COVID-19: Still a New York Story

COMMENTARY Public Health

COVID-19: Still a New York Story

Oct 2, 2020 2 min read

Commentary By

Norbert J. Michel, Ph.D. @norbertjmichel

Former Director, Center for Data Analysis

Doug Badger

Former Senior Research Fellow

People walk through a Brooklyn neighborhood on September 29, 2020 in New York City. Spencer Platt / Staff / Getty Images

Key Takeaways

A closer look at the data reveals that when it comes to COVID-19, there is only one New York.

Recent studies, including one by a former Obama administration economic adviser, call into question widely held views on the value of government lockdowns.

People, not government lockdown orders, determine the level of social interactions that facilitate COVID-19 spread.

The prevailing narrative about the COVID-19 pandemic is that New York and the Northeast were especially hard hit during the spring, but that lockdown orders and diligent social distancing subdued the contagion.

Then—so the story goes—much of the rest of the country, especially in the South, supposedly relaxed lockdown orders too soon, leading to uncontrolled outbreaks throughout the region, comparable to what occurred in New York. The implication: Americans should still fear venturing out of lockdown.

White House coronavirus task force chief Dr. Deborah Birx recently summarized this narrative: “I just want to make it clear to the American public,” she proclaimed, “what we have right now are essentially three New Yorks,” referring to Florida, Texas, and California.

A closer look at the data reveals that when it comes to COVID-19, there is only one New York.

>>> Read the report

Despite the increase in cases throughout the South and West during the summer months, the New York City metropolitan statistical area (MSA), consisting of the city itself and surrounding counties, had a population-adjusted confirmed case rate that is 36% higher than the rest of the nation as of Sept. 27.

Its COVID-19 death rate per million residents is more than quadruple that of the rest of the country and nearly twice that of its nearest rival, Detroit. The New York City MSA’s death rate is more than double that of Miami, triple that of Phoenix, and more than four times that of Houston—three cities that saw substantial increases in cases during the summer.

New York City, where the coronavirus established an early beachhead and from there metastasized to every corner of the nation, stands virtually alone in terms of severe morbidity and mortality associated with the coronavirus, casting doubt on the effectiveness of its lockdown policy.

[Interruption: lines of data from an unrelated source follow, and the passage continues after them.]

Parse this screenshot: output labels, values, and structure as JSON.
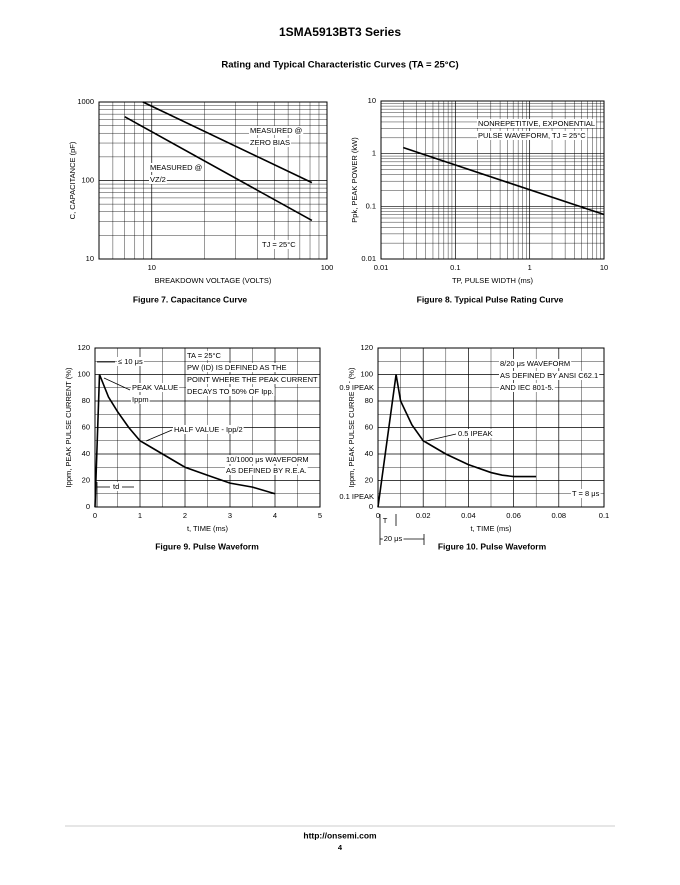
{
  "header": "1SMA5913BT3 Series",
  "section_title": "Rating and Typical Characteristic Curves (TA = 25°C)",
  "chart_data": [
    {
      "type": "line",
      "caption": "Figure 7. Capacitance Curve",
      "x_label": "BREAKDOWN VOLTAGE (VOLTS)",
      "y_label": "C, CAPACITANCE (pF)",
      "xlog": true,
      "ylog": true,
      "grid": true,
      "xlim": [
        5,
        100
      ],
      "ylim": [
        10,
        1000
      ],
      "xticks": [
        10,
        100
      ],
      "yticks": [
        10,
        100,
        1000
      ],
      "annotations": [
        "MEASURED @",
        "ZERO BIAS",
        "MEASURED @",
        "VZ/2",
        "TJ = 25°C"
      ],
      "series": [
        {
          "name": "MEASURED @ ZERO BIAS",
          "color": "#000000",
          "x": [
            8.9,
            82
          ],
          "values": [
            1000,
            94
          ]
        },
        {
          "name": "MEASURED @ VZ/2",
          "color": "#000000",
          "x": [
            7,
            82
          ],
          "values": [
            650,
            31
          ]
        }
      ]
    },
    {
      "type": "line",
      "caption": "Figure 8. Typical Pulse Rating Curve",
      "x_label": "TP, PULSE WIDTH (ms)",
      "y_label": "Ppk, PEAK POWER (kW)",
      "xlog": true,
      "ylog": true,
      "grid": true,
      "xlim": [
        0.01,
        10
      ],
      "ylim": [
        0.01,
        10
      ],
      "xticks": [
        0.01,
        0.1,
        1,
        10
      ],
      "yticks": [
        0.01,
        0.1,
        1,
        10
      ],
      "annotations": [
        "NONREPETITIVE, EXPONENTIAL",
        "PULSE WAVEFORM, TJ = 25°C"
      ],
      "series": [
        {
          "name": "Peak power",
          "color": "#000000",
          "x": [
            0.02,
            10
          ],
          "values": [
            1.3,
            0.07
          ]
        }
      ]
    },
    {
      "type": "line",
      "caption": "Figure 9. Pulse Waveform",
      "x_label": "t, TIME (ms)",
      "y_label": "Ippm, PEAK PULSE CURRENT (%)",
      "xlog": false,
      "ylog": false,
      "grid": true,
      "xlim": [
        0,
        5
      ],
      "ylim": [
        0,
        120
      ],
      "xticks": [
        0,
        1,
        2,
        3,
        4,
        5
      ],
      "yticks": [
        0,
        20,
        40,
        60,
        80,
        100,
        120
      ],
      "annotations": [
        "≤ 10 μs",
        "TA = 25°C",
        "PW (ID) IS DEFINED AS THE",
        "POINT WHERE THE PEAK CURRENT",
        "DECAYS TO 50% OF Ipp.",
        "PEAK VALUE",
        "Ippm",
        "HALF VALUE - Ipp/2",
        "10/1000 μs WAVEFORM",
        "AS DEFINED BY R.E.A.",
        "td"
      ],
      "series": [
        {
          "name": "10/1000 μs waveform",
          "color": "#000000",
          "x": [
            0,
            0.1,
            0.3,
            0.5,
            0.75,
            1,
            1.5,
            2,
            2.5,
            3,
            3.5,
            4
          ],
          "values": [
            0,
            100,
            83,
            72,
            60,
            50,
            40,
            30,
            24,
            18,
            15,
            10
          ]
        }
      ]
    },
    {
      "type": "line",
      "caption": "Figure 10. Pulse Waveform",
      "x_label": "t, TIME (ms)",
      "y_label": "Ippm, PEAK PULSE CURRENT (%)",
      "xlog": false,
      "ylog": false,
      "grid": true,
      "xlim": [
        0,
        0.1
      ],
      "ylim": [
        0,
        120
      ],
      "xticks": [
        0,
        0.02,
        0.04,
        0.06,
        0.08,
        0.1
      ],
      "yticks": [
        0,
        20,
        40,
        60,
        80,
        100,
        120
      ],
      "annotations": [
        "8/20 μs WAVEFORM",
        "AS DEFINED BY ANSI C62.1",
        "AND IEC 801-5.",
        "0.5 IPEAK",
        "T = 8 μs",
        "0.9 IPEAK",
        "0.1 IPEAK",
        "T",
        "20 μs"
      ],
      "series": [
        {
          "name": "8/20 μs waveform",
          "color": "#000000",
          "x": [
            0,
            0.008,
            0.01,
            0.015,
            0.02,
            0.03,
            0.04,
            0.05,
            0.055,
            0.06,
            0.07
          ],
          "values": [
            0,
            100,
            80,
            62,
            50,
            40,
            32,
            26,
            24,
            23,
            23
          ]
        }
      ]
    }
  ],
  "footer": {
    "url": "http://onsemi.com",
    "page": "4"
  }
}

Moreover, recent studies, including one by a former Obama administration economic adviser, call into question widely held views on the value of government lockdowns.

Austan Goolsbee, who headed former President Barack Obama’s Council of Economic Advisers, and Chad Syverson of the University of Chicago found that the issuance and withdrawal of lockdown orders has only a marginal effect on people’s decisions to frequent public places.

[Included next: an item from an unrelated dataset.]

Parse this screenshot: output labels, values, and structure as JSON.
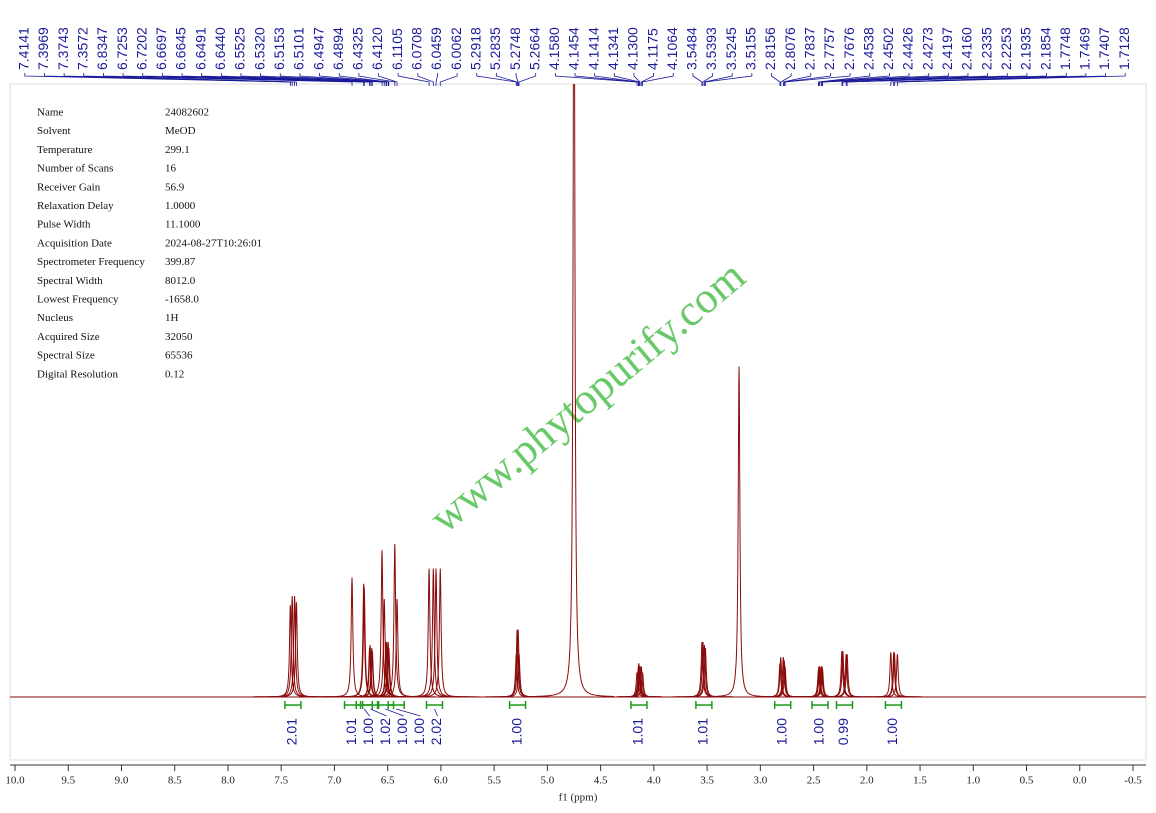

They concluded that “individual choices were far more important and seem tied to fears of infection” than the lockdown orders themselves.

A more recent study by three Canadian economists reached a similar conclusion, noting that people with the option to work remotely continued to do so even after government lockdown orders permitted them to return to their offices.

People, not government lockdown orders, determine the level of social interactions that facilitate COVID-19 spread.

That is certainly true of New York City. Hundreds of thousands of wealthy New Yorkers decamped to second homes. An estimated 420,000 residents fled the city between March 1 and May 1, reducing the population of affluent neighborhoods by at least 40%.

People with well-paying jobs who were able to work remotely were most likely to leave and, if they lived outside the city, to avoid commuting there. That pattern persists today, more than three months after Gov. Andrew Cuomo permitted offices to reopen.

Lower-income residents, lacking that luxury, were confined by government lockdowns. Many lived in multi-generational households in multi-family units, where the disease more easily spread. An estimated 66% of New Yorkers hospitalized with COVID-19-related illnesses were infected in their homes.

These residents, disproportionately members of racial minority groups, suffered the worst consequences of the pandemic, exacerbating economic and racial disparities in a city where those disparities already were pronounced.

New York’s COVID-19 death rate, which stands alone despite this summer’s outbreaks, offers a cautionary tale about the value of lockdowns.